In 2021, following a $10 million donation from Richison, the University of Central Oklahoma's football stadium was renamed the Chad Richison Stadium. To date, he has donated $25 million to the college.

In addition to his earlier philanthropic initiatives, Richison and his wife Charis have expanded their focus to community transformation within Oklahoma. Their gifts span the arts, education, mental health and social services. Among these is a $5 million donation to complete Oklahoma City’s American Cancer Society Hope Lodge, now bearing his name, providing free lodging to cancer patients and caregivers. During the COVID-19 pandemic they donated $1 million to support Oklahoma City Public Schools, and more recently they committed $17 million to the Green Shoe Foundation, and made multi-million dollar pledges to food banks, homeless services and school programs across the state.

==Awards and accolades==
Richison was ranked one of the top 100 CEOs nationally in 2019 by Glassdoor, and was the only Oklahoma executive on the large business list. Richison’s placement ranked him above notable technology leaders like Apple’s Tim Cook.
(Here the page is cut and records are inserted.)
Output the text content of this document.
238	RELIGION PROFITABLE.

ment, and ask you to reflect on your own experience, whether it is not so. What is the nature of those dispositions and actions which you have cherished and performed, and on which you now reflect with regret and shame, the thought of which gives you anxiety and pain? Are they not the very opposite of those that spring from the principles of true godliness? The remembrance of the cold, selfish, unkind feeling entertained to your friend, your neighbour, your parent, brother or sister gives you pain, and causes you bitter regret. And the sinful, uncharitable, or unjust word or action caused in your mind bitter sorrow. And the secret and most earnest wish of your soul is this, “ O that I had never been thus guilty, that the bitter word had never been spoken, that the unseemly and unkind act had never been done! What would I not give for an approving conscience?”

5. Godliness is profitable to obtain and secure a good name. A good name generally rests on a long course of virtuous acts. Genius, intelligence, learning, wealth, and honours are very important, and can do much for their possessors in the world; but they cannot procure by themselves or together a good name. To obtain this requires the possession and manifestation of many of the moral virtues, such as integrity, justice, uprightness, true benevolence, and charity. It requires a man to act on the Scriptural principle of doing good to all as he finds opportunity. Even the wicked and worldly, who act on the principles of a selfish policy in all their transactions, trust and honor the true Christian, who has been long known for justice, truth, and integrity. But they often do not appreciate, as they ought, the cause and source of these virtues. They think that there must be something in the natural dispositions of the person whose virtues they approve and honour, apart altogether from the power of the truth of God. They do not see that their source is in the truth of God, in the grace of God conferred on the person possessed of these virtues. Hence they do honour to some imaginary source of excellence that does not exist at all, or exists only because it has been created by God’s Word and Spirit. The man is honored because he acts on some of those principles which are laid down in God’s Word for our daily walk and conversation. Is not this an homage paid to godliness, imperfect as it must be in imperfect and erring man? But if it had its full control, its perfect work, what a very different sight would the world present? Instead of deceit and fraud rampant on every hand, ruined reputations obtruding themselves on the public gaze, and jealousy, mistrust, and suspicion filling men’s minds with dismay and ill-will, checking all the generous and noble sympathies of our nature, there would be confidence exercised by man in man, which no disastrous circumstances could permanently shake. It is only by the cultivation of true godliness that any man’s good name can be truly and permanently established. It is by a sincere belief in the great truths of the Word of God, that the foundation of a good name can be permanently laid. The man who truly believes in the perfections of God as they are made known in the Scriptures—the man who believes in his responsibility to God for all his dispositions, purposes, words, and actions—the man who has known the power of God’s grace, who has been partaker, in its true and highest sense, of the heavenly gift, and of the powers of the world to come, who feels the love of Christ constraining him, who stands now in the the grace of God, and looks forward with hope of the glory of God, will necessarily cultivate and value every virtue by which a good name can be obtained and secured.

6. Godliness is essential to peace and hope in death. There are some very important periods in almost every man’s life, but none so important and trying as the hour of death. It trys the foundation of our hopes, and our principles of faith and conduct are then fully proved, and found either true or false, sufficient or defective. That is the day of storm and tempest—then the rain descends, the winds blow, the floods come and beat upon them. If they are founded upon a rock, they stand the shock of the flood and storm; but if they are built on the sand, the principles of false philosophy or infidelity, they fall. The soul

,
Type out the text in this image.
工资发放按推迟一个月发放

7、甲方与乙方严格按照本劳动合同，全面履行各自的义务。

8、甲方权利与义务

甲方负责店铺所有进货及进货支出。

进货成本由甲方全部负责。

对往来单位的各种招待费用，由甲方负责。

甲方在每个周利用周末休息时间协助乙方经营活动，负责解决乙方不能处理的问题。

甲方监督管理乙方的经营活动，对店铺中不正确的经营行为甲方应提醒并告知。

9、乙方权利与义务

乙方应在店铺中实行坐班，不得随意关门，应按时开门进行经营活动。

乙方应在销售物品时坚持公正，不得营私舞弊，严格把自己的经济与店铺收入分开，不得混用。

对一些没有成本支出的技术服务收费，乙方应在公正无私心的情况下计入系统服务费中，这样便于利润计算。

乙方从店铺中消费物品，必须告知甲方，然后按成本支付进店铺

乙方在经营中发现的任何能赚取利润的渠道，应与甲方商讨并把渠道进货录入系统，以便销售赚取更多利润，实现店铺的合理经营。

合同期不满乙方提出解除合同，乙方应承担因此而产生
In 2010, Richison received the Ernst & Young Entrepreneur of the Year Award for the Southwest Area North. Richison was bestowed the highest honor at the University of Central Oklahoma in 2012 after being named a Distinguished Alumnus. Richison earned The Oklahoman's 2013 Large Business Leadership Award, while his company ranked as one of the Top Workplaces in the state. Glassdoor ranked Richison among the highest rated CEOs for 2014. In 2015, Richison was named Oklahoma’s Most Admired CEO in the public company category and was profiled in Oklahoma’s Most Admired CEOs magazine.

The Green Shoe Foundation, an organization founded by Richison, was the recipient of the 2017 'Dr. Murali Krishna Eliminating the Stigma Award'.

From 2019 to 2021, Richison has been named to the Forbes 400. In April 2026, Richison ranked on Forbes' "Self-Made 250: The Greatest Living Self-Made Americans" list.